Era inoltre consigliata la recita quotidiana delle sette
allegrezze di Maria:
- Annunciazione
- Visita a Santa Elisabetta
- Nascita di Gesù
- Adorazione dei Magi
- Risurrezione
- Assunzione
- Incoronazione
Tutti gli anni il 16 luglio, festa della Madonna del Carmine
(giardino), si svolgeva a Massarella una imponente processione
della Madonna del Carmine, aperta dal numeroso stuolo delle
donne del cero.
Nel 1931-1932 le "donne del cero" erano diventate 41 mentre la
quota annua era salita a £ 6.
In data imprecisata la congrega si sciolse e la processione
scomparve dai calendari dei parroci massigiani.
GENESI DELLA DENOMINAZIONE
La Congregazione del Carmelo o di Maria SS. del Carmine si
ispirò all'Ordine dei monaci di Maria SS. del Carmelo.

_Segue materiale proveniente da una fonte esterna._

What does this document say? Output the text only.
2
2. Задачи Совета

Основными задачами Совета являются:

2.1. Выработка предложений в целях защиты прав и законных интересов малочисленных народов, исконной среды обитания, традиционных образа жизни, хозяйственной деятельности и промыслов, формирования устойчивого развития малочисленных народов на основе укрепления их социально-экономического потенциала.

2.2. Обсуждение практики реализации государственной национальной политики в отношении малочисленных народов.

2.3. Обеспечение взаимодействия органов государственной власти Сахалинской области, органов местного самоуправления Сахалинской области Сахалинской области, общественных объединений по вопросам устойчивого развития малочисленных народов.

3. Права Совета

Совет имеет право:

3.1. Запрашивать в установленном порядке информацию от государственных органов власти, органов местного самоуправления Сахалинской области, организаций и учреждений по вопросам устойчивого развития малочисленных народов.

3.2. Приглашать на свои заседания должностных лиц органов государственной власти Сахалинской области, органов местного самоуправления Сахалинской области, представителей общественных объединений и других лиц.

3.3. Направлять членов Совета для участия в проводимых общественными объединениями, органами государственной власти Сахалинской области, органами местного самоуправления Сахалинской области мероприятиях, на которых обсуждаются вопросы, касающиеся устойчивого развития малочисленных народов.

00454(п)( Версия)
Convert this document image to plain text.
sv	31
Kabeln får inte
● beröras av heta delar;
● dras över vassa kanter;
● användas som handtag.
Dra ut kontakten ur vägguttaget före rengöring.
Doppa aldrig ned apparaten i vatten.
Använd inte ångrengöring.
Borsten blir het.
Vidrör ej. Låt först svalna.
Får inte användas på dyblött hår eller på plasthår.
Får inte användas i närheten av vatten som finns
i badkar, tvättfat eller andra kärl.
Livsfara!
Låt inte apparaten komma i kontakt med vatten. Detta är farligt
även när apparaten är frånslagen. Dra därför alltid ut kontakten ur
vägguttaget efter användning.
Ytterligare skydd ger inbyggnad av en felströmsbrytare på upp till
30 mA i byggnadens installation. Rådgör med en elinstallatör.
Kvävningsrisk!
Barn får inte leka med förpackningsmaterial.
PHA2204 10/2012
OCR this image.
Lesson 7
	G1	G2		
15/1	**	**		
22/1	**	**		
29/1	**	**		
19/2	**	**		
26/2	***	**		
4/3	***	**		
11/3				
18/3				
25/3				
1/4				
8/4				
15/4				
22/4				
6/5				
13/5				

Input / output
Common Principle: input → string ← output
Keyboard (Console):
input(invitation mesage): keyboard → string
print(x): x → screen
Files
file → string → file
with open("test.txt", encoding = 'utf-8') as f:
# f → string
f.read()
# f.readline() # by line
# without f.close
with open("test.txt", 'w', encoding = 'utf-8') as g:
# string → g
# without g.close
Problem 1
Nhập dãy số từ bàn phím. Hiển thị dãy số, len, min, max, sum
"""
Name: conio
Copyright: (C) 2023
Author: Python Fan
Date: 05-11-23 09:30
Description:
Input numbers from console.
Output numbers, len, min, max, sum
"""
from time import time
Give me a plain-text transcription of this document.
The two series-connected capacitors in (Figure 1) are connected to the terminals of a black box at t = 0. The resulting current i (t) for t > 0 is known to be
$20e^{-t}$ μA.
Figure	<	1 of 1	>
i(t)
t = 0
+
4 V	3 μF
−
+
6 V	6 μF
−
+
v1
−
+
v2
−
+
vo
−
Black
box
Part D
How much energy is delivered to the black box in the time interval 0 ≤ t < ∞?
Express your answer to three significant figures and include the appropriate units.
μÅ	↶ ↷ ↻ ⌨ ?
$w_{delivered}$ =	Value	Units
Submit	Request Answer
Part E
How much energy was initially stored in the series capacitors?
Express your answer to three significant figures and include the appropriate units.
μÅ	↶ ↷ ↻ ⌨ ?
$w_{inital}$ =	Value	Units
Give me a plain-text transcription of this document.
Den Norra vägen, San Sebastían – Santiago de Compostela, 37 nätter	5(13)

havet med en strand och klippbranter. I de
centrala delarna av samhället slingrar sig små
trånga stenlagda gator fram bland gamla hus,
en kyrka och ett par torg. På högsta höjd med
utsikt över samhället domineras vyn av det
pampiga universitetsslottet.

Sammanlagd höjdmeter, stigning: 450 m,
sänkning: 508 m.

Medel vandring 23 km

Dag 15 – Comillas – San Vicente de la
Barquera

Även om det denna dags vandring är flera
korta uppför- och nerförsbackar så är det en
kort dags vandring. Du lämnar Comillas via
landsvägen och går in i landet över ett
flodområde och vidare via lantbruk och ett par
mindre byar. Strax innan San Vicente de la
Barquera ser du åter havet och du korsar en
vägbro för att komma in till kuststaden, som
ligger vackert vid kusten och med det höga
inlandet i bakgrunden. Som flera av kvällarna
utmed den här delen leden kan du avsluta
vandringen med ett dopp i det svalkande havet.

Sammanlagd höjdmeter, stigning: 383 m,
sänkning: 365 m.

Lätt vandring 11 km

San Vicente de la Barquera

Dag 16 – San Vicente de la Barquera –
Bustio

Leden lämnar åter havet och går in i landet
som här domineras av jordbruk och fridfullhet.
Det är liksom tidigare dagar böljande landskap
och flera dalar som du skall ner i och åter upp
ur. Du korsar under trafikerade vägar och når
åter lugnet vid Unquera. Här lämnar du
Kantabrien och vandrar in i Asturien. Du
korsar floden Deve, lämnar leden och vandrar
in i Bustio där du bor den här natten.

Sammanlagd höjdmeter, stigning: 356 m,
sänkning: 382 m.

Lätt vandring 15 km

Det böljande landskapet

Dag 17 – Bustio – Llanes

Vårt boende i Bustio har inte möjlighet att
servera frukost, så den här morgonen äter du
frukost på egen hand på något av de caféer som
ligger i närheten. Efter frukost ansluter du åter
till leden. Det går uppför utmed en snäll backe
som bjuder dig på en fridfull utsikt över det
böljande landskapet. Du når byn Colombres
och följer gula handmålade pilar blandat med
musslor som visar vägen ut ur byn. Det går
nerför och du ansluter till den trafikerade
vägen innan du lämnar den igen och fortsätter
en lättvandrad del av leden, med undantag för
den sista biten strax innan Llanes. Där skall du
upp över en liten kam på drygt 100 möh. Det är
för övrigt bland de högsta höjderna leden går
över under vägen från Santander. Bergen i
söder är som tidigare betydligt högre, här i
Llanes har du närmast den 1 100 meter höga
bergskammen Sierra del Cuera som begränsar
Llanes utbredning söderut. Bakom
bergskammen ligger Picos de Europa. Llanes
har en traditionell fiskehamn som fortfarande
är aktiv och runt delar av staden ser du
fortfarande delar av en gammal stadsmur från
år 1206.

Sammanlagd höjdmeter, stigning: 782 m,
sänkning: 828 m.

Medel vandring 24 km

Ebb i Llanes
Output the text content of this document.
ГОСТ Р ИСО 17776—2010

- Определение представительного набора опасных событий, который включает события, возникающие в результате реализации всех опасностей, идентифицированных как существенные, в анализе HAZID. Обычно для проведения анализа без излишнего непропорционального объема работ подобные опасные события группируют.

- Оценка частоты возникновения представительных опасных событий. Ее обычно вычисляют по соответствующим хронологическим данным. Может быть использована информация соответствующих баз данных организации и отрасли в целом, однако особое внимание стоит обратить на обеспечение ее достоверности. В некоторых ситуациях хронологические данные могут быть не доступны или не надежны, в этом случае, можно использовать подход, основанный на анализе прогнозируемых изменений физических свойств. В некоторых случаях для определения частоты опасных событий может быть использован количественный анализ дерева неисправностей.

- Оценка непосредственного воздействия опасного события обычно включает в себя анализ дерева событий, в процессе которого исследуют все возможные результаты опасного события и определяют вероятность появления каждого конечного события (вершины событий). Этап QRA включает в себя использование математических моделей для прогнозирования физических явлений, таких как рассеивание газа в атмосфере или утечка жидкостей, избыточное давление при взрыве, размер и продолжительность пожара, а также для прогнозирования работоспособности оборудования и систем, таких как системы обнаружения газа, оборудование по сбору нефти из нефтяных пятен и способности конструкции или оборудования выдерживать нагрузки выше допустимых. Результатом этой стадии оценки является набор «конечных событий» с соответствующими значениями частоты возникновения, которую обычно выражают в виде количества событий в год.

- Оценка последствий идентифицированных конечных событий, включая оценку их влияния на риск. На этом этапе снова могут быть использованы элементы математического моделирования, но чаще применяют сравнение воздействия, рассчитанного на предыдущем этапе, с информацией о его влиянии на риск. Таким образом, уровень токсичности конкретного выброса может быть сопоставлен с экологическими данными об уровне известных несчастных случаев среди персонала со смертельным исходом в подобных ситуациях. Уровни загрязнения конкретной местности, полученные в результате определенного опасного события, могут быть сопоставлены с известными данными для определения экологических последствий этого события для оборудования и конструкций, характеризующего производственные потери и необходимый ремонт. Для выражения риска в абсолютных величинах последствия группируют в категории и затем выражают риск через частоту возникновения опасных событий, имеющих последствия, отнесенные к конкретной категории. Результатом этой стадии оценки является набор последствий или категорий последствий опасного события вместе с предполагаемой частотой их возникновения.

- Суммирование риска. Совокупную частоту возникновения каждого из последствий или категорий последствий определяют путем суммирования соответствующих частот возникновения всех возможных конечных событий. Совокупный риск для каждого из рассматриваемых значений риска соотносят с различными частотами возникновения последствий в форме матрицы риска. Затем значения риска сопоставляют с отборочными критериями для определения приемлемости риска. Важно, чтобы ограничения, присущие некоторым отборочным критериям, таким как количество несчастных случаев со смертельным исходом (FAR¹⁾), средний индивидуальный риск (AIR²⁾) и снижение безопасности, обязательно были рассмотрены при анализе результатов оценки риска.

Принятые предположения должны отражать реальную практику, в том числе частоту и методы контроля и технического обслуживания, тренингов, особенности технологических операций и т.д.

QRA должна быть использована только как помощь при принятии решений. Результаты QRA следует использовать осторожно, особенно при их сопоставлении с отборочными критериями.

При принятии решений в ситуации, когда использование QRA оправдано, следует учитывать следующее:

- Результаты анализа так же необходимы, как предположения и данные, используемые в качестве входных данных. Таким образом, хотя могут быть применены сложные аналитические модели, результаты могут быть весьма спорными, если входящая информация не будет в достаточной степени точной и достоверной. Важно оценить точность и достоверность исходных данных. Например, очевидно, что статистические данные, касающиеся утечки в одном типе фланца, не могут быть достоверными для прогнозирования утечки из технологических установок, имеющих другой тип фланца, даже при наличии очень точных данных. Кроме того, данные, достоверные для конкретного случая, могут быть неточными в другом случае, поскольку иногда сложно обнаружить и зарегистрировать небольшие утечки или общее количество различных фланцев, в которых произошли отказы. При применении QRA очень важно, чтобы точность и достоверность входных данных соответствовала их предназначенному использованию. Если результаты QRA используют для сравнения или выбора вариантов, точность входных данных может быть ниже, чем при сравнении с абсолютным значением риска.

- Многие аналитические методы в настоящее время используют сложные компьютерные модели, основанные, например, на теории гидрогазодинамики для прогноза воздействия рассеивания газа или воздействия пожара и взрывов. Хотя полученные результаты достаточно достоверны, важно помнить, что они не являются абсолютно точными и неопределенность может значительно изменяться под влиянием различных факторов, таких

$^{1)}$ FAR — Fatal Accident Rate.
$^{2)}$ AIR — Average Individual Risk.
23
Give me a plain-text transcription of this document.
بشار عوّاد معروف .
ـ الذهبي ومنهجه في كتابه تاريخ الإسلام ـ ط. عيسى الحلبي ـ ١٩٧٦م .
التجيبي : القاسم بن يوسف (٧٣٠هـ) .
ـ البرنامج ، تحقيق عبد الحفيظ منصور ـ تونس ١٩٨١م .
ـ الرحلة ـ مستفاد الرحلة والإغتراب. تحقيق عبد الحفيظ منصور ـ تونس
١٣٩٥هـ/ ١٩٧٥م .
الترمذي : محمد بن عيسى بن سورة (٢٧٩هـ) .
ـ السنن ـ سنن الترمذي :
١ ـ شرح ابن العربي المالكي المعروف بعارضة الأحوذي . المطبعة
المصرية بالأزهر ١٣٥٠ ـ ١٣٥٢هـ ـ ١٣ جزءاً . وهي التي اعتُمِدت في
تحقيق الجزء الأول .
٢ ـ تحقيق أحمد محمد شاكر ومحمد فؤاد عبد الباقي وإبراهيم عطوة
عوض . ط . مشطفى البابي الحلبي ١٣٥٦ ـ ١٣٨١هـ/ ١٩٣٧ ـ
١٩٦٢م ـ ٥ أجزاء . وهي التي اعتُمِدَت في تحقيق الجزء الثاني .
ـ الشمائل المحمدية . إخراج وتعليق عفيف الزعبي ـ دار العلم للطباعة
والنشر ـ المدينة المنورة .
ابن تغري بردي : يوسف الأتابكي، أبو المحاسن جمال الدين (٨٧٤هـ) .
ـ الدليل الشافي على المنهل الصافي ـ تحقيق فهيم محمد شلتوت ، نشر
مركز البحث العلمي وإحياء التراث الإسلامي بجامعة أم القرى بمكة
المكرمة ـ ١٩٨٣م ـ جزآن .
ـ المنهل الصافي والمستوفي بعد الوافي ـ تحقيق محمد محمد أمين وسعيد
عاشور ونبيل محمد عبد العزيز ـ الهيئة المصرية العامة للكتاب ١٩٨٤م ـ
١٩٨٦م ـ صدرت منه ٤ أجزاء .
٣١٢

Questo Ordine era stato fondato da un vecchio sacerdote
italiano che poco dopo il il mille si stabilì sul Monte
Carmelo, in Palestina. Qui fece edificare una chiesa dove
raccolse vari discepoli che si impegnarono ad onorare la SS.
Vergine.
Nel 1200 il patriarca di Gerusalemme, Alberto, ex vescovo di
Vercelli, diede ai monaci del Carmelo una Regola che fu poi
approvata nel 1230 da papa Onorio III°.
Pochissimi anni dopo l'approvazione papale, l'ordine dei
Carmelitani venne esportato in Europa da S. Luigi IX° re di
Francia.
Il 16 luglio 1245 la Madonna apparve al Superiore Generale
dell'Ordine, l'inglese Simone Stok.
La Madonna gli consegnò uno scapolare di lana scura e gli
impose di portarlo appeso al collo e di suggerire tale pratica
a chiunque avesse desiderato il suo speciale patrocinio.
Fra i tanti vantaggi assicurati da Maria ai devoti del Carmine
o Carmelo ( giardino) c'è la promessa di alleviare le pene del
Purgatorio, fin dal primo sabato successivo alla loro morte.